A water horizon, in northern Wisconsin, U.S.

The horizon (or skyline) is the apparent line that separates earth from sky, the line that divides all visible directions into two categories: those that intersect the Earth's surface, and those that do not. At many locations, the true horizon is obscured by trees, buildings, mountains, etc., and the resulting intersection of earth and sky is called the visible horizon.
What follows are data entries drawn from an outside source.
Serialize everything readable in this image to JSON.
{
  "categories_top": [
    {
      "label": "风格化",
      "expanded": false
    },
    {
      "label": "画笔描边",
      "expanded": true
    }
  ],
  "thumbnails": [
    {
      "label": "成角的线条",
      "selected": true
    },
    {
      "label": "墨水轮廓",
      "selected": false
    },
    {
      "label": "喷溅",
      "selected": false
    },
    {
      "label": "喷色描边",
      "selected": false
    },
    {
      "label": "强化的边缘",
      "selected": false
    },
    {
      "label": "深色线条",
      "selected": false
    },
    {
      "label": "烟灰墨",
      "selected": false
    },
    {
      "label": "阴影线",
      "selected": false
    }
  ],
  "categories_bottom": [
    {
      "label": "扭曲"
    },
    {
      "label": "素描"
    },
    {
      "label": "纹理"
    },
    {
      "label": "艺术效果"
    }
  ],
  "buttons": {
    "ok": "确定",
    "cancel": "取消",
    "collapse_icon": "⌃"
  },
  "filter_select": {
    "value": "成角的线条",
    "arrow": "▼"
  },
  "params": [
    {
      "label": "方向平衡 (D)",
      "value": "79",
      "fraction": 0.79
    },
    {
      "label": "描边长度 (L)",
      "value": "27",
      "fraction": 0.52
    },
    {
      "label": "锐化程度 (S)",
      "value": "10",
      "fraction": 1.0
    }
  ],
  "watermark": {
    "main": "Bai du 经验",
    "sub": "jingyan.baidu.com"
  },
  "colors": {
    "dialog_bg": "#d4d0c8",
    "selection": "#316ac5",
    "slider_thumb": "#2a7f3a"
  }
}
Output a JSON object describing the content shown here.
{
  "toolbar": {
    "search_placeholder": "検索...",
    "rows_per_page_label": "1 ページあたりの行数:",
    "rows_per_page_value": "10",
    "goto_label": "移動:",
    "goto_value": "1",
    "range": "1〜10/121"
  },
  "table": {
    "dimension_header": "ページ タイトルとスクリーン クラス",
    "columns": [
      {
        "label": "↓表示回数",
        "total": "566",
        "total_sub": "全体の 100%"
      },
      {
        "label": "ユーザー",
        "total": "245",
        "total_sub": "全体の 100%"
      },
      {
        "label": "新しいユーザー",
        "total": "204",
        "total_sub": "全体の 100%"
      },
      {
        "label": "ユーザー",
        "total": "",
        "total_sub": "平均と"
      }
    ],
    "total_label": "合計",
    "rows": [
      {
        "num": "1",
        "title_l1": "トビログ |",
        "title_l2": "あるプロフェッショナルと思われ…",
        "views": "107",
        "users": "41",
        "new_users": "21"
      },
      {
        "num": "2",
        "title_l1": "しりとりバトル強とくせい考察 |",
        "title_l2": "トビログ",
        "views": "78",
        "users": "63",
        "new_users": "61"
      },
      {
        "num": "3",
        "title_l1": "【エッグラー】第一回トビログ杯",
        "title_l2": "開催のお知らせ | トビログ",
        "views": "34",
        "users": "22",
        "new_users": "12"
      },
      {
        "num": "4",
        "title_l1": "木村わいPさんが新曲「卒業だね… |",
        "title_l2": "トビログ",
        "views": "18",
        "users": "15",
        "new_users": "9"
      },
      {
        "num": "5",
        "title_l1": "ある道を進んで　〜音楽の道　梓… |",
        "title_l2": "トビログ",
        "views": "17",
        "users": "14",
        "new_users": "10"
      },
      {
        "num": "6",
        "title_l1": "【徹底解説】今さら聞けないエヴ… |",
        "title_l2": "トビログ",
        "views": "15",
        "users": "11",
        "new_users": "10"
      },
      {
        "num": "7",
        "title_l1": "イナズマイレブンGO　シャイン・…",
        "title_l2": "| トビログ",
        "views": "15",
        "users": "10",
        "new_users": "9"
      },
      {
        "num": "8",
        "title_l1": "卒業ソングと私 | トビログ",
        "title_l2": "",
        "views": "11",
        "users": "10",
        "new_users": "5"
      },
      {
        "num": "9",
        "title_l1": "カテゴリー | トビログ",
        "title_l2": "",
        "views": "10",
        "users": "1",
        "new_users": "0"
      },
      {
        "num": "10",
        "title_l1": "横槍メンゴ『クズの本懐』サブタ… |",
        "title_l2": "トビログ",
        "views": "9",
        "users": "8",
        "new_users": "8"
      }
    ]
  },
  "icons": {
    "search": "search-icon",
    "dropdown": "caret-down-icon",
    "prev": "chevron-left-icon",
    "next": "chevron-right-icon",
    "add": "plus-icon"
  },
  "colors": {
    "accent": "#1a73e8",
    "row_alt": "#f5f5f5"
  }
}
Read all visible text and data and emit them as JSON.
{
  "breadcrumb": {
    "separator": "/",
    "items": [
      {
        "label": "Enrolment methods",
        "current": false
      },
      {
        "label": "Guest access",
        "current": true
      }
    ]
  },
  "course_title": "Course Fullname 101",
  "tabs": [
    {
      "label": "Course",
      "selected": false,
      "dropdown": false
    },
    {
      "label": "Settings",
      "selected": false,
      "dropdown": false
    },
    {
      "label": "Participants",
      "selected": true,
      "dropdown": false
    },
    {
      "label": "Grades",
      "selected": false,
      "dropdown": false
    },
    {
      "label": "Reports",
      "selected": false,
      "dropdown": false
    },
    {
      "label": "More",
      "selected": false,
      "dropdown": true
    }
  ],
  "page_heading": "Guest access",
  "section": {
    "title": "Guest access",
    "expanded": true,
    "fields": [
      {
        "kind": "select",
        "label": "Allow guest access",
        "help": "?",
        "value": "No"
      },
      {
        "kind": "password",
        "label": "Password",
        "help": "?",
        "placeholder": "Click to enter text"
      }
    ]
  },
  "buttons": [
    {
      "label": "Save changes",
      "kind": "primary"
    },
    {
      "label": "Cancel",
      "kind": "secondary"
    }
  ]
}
When looking at a sea from a shore, the part of the sea closest to the horizon is called the offing.^[1] The word horizon derives from the Greek "ὁρίζων κύκλος" (horizōn kyklos), "separating circle",^[2] from the verb "ὁρίζω" (horizō), "to divide, to separate",^[3] and that from "ὅρος" (oros), "boundary, landmark".^[4]

Contents

1 Appearance and usage
2 Distance to the horizon
3 Curvature of the horizon
4 Projective geometry
5 See also
6 Notes and References
7 External links

Appearance and usage

View of Earth's horizon as seen from Space Shuttle Endeavour, 2002

Historically, the distance to the visible horizon at sea has been extremely important as it represented the maximum range of communication and vision before the development of the radio and the telegraph. Even today, when flying an aircraft under Visual Flight Rules, a technique called attitude flying is used to control the aircraft, where the pilot uses the visual relationship between the aircraft's nose and the horizon to control the aircraft. A pilot can also retain his or her spatial orientation by referring to the horizon.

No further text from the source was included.